In the absence of expectation came new kinds of freedom. They were playing instruments again, building loops from scratch—a project that not only tightened the album’s band-of-brothers spirit, but bridged their punk roots with jazz, funk, and soul (“Groove Holmes,” “In 3’s”). They weren’t The Meters, and weren’t trying to pretend otherwise. But in the garage-band primitivism of the grooves lay a sense of willingness to step into situations where they could change, be challenged, and grow. They were beginners again, and loving it. As Ad-Rock put it in the Apple TV+ documentary Beastie Boys Story, “Five years earlier, we’re at Madison Square Garden. Now we’re playing clubs. You’d think we’d be bummed out about it. But actually, falling off can be fun.”

Like Paul’s Boutique, Check Your Head flowed like a mixtape, but rougher and noisier—a coarse flannel to Paul’s Boutique’s disco blouse.

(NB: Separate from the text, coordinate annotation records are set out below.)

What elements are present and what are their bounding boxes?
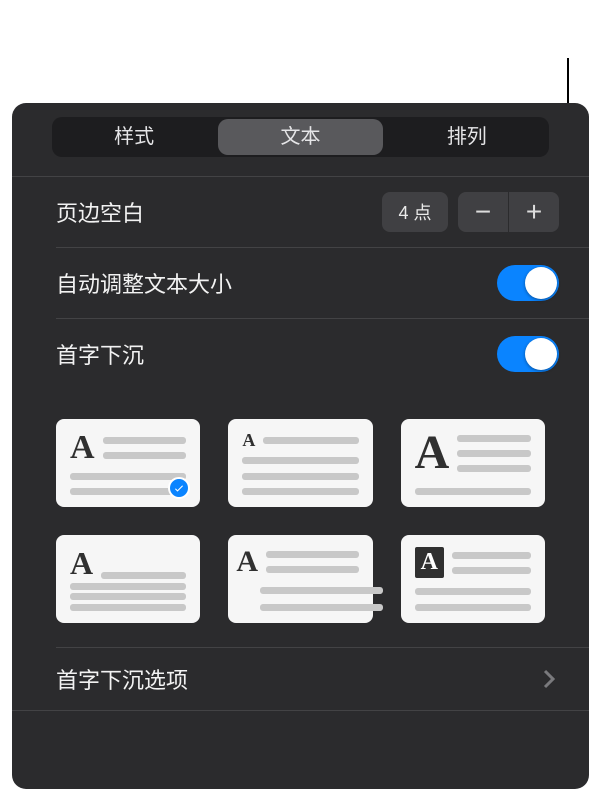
drop-cap-toggle[interactable]	[497, 336, 559, 372]
text-line-icon	[457, 450, 531, 457]
text-line-icon	[263, 437, 358, 444]
drop-cap-style-1[interactable]: A	[56, 419, 200, 507]
text-panel-content: 页边空白 4 点 − + 自动调整文本大小 首字下沉	[12, 168, 589, 789]
text-line-icon	[70, 604, 186, 611]
checkmark-icon	[168, 477, 190, 499]
auto-resize-row: 自动调整文本大小	[12, 248, 589, 318]
letter-a-icon: A	[415, 431, 450, 474]
text-line-icon	[266, 566, 359, 573]
text-line-icon	[260, 587, 382, 594]
auto-resize-label: 自动调整文本大小	[56, 267, 497, 299]
drop-cap-style-2[interactable]: A	[228, 419, 372, 507]
letter-a-icon: A	[70, 431, 95, 465]
auto-resize-toggle[interactable]	[497, 265, 559, 301]
drop-cap-style-5[interactable]: A	[228, 535, 372, 623]
tab-text[interactable]: 文本	[218, 119, 382, 155]
tab-style[interactable]: 样式	[52, 117, 216, 157]
margin-label: 页边空白	[56, 196, 382, 228]
text-line-icon	[70, 593, 186, 600]
text-line-icon	[457, 465, 531, 472]
text-line-icon	[452, 567, 531, 574]
text-line-icon	[242, 457, 358, 464]
format-panel: 样式 文本 排列 页边空白 4 点 − + 自动调整文本大小 首字下沉	[12, 103, 589, 789]
drop-cap-style-4[interactable]: A	[56, 535, 200, 623]
text-line-icon	[452, 552, 531, 559]
text-line-icon	[415, 488, 531, 495]
text-line-icon	[415, 604, 531, 611]
margin-decrement[interactable]: −	[458, 192, 508, 232]
drop-cap-style-6[interactable]: A	[401, 535, 545, 623]
text-line-icon	[457, 435, 531, 442]
drop-cap-row: 首字下沉	[12, 319, 589, 389]
drop-cap-options-row[interactable]: 首字下沉选项	[12, 648, 589, 710]
drop-cap-label: 首字下沉	[56, 338, 497, 370]
text-line-icon	[415, 588, 531, 595]
letter-a-boxed-icon: A	[415, 547, 444, 578]
chevron-right-icon	[543, 669, 555, 689]
text-line-icon	[260, 604, 382, 611]
drop-cap-options-label: 首字下沉选项	[56, 663, 543, 695]
text-line-icon	[242, 473, 358, 480]
margin-stepper: − +	[458, 192, 559, 232]
drop-cap-style-3[interactable]: A	[401, 419, 545, 507]
toggle-knob	[525, 338, 557, 370]
margin-row: 页边空白 4 点 − +	[12, 177, 589, 247]
text-line-icon	[103, 437, 187, 444]
letter-a-icon: A	[70, 547, 93, 579]
margin-value[interactable]: 4 点	[382, 192, 448, 232]
tab-arrange[interactable]: 排列	[385, 117, 549, 157]
text-line-icon	[103, 452, 187, 459]
text-line-icon	[70, 473, 186, 480]
toggle-knob	[525, 267, 557, 299]
format-tabs: 样式 文本 排列	[52, 117, 549, 157]
text-line-icon	[266, 551, 359, 558]
divider	[12, 710, 589, 711]
letter-a-icon: A	[242, 431, 255, 449]
letter-a-icon: A	[236, 547, 258, 577]
text-line-icon	[101, 572, 186, 579]
text-line-icon	[70, 583, 186, 590]
margin-increment[interactable]: +	[509, 192, 559, 232]
drop-cap-style-grid: A A	[12, 389, 589, 647]
text-line-icon	[242, 488, 358, 495]
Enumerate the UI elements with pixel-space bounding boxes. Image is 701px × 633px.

The rap-rock fusion played as comedy on Licensed to Ill was sober now (“So What’Cha Want”), a shift that not only helped define the expanding boundaries for alternative music in the 1990s (think Beck, think Rage Against the Machine), but also tapped into a reality that America was just waking up to: For white suburban kids who, in the past, might’ve only listened to rock music, hip-hop wasn’t foreign anymore, but the dominant sound in the culture. And here were the reformed ex-jerks bringing it home.